Yeah but I do have to say, I think they too became less enjoyable as they became more keen on this cheap and simplistic/propagandistic idea of Harry as an "Avenging Angel" rather that as you correctly point out, a really screwed-up guy from the first movie.

I'd also say the second one, Magnum Force, is kinda okay in this regard, because Harry still seems messed up, and the answer to murderous cops who execute criminals willy-nilly and the politicians who aid them is to blow away said murderous cops and detonate (!!!) the politicians who aid them. Which is like, almost radical? Even if he's mostly doing it because he's mad with them for thinking they're him! (It's a very modern comic book kind of movie!).

Those movies were very much formative in how I thought about the morality and ideology movies and media put, and how I wrestled with it.

For right now I can say, we had long conversations about it and ultimately agreed we found that violence still to be cathartic because it was make believe.
Yeah I think when it's just bang bang whoa holy hell boom bang bang I think it's a lot easier to take than when it's bang bang "Here is a speech explaining why I am morally correct to murder people" boom bang bang.

Jack Bauer has a similar if slower evolution to a flanderized version of himself, like Dirty Harry. And like Harry, even when he's flanderized, the writers occasionally remember the original character and let it show through.
 

It may not trigger you to go commit violence (and I am NOT saying it does) but if you say believe in pacifism and your favorite movie IS Predator, I do question how you square a believe that violence isn't the answer with enjoying a movie that says violence isn't the answer, it's the question and the answer is Yes.

My favorite movie isn't predator.

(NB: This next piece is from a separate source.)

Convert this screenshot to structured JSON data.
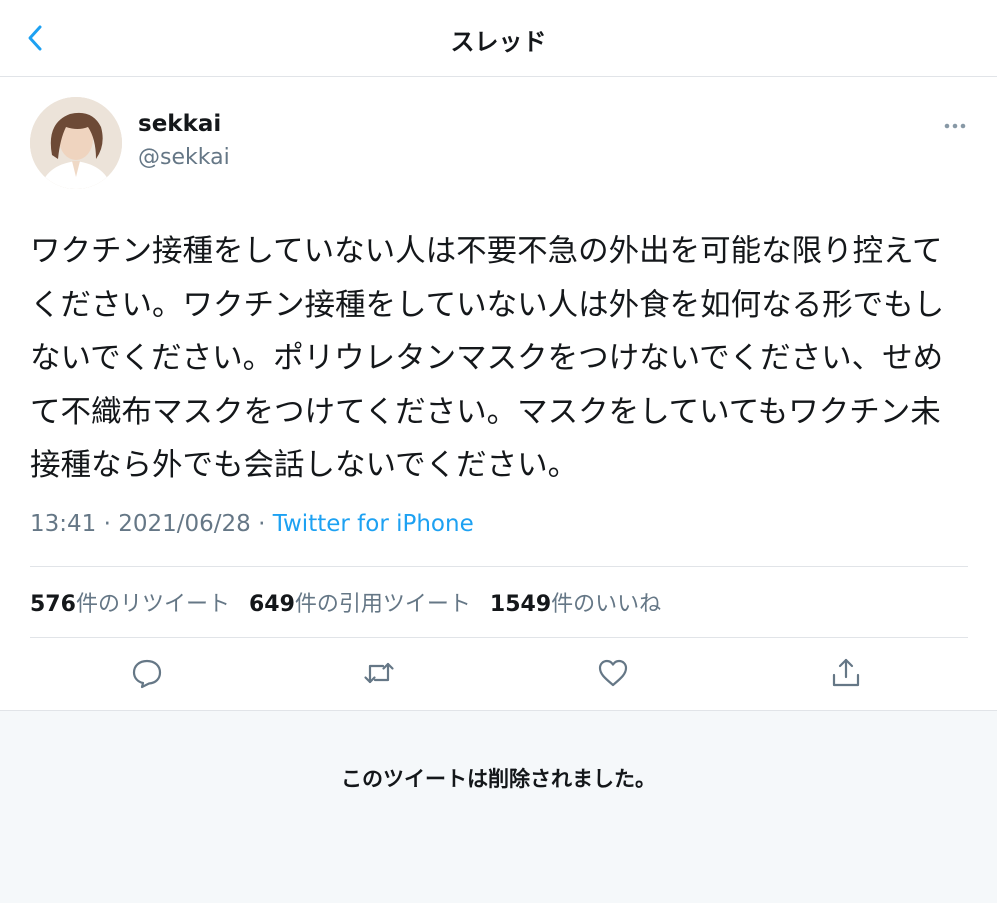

But it is one of them.

I square it because movies are art, and the beliefs expressed in a movie don't have to capture my own. I mean I don't agree with the core premise of Last Temptation of Christ, but I find it a compelling watch and I want to see the perspective it is presenting. With predator, I enjoy the onscreen violence. Because I know none of those people are actually being harmed. The problem with violence in the real world is that it hurts and kills real people. It causes real world physical pain and death. Predator is all movie makeup, special effects and it using violence to achieve an an entertaining, even artistic, result. This is why we like things like Shakespearean tragedies. There is an emotional catharsis that kind of drama achieves. Yet I don't think anyone of us would endorse mass poisonings or suicide.

Also if you are going to be an apologist for resolving things non-violently, I think the worst, absolutely worst, way you can go about that is going after peoples' entertainment. You aren't going to win people over by telling them to stop watching Rambo. You aren't going to win people over by insisting we make these things more boring and dull
 

Yes that's another classic. Just be careful about whether you make it possible to de-infest people/beings. If you can, and you don't, suddenly a gigantic blazing moral question appears in the heavens and won't go away, like some baleful comet. Even if you make it so say, killing the source de-infests the remaining people, then as soon as you learn that it becomes a moral imperative to kill as few infested as possible, which can put a real damper on things. I think the best way of doing it is to say "If you're fully infected, it's over, you're done, no going back, but we can stop future infections by doing X or Y".
100%. You want contagious but not too contagious (or the PCs have to decontaminate after every fight, which is tiresome), relatively easy to treat early on (again, to allow PCs to not get it), but irreversible after the onset of symptoms.
 

100%. You want contagious but not *too*contagious (or the PCs have to decontaminate after every fight, which is tiresome), relatively easy to treat early on (again, to allow PCs to not get it), but irreversible after the onset of symptoms.
What can I say but yes EXACTLY that.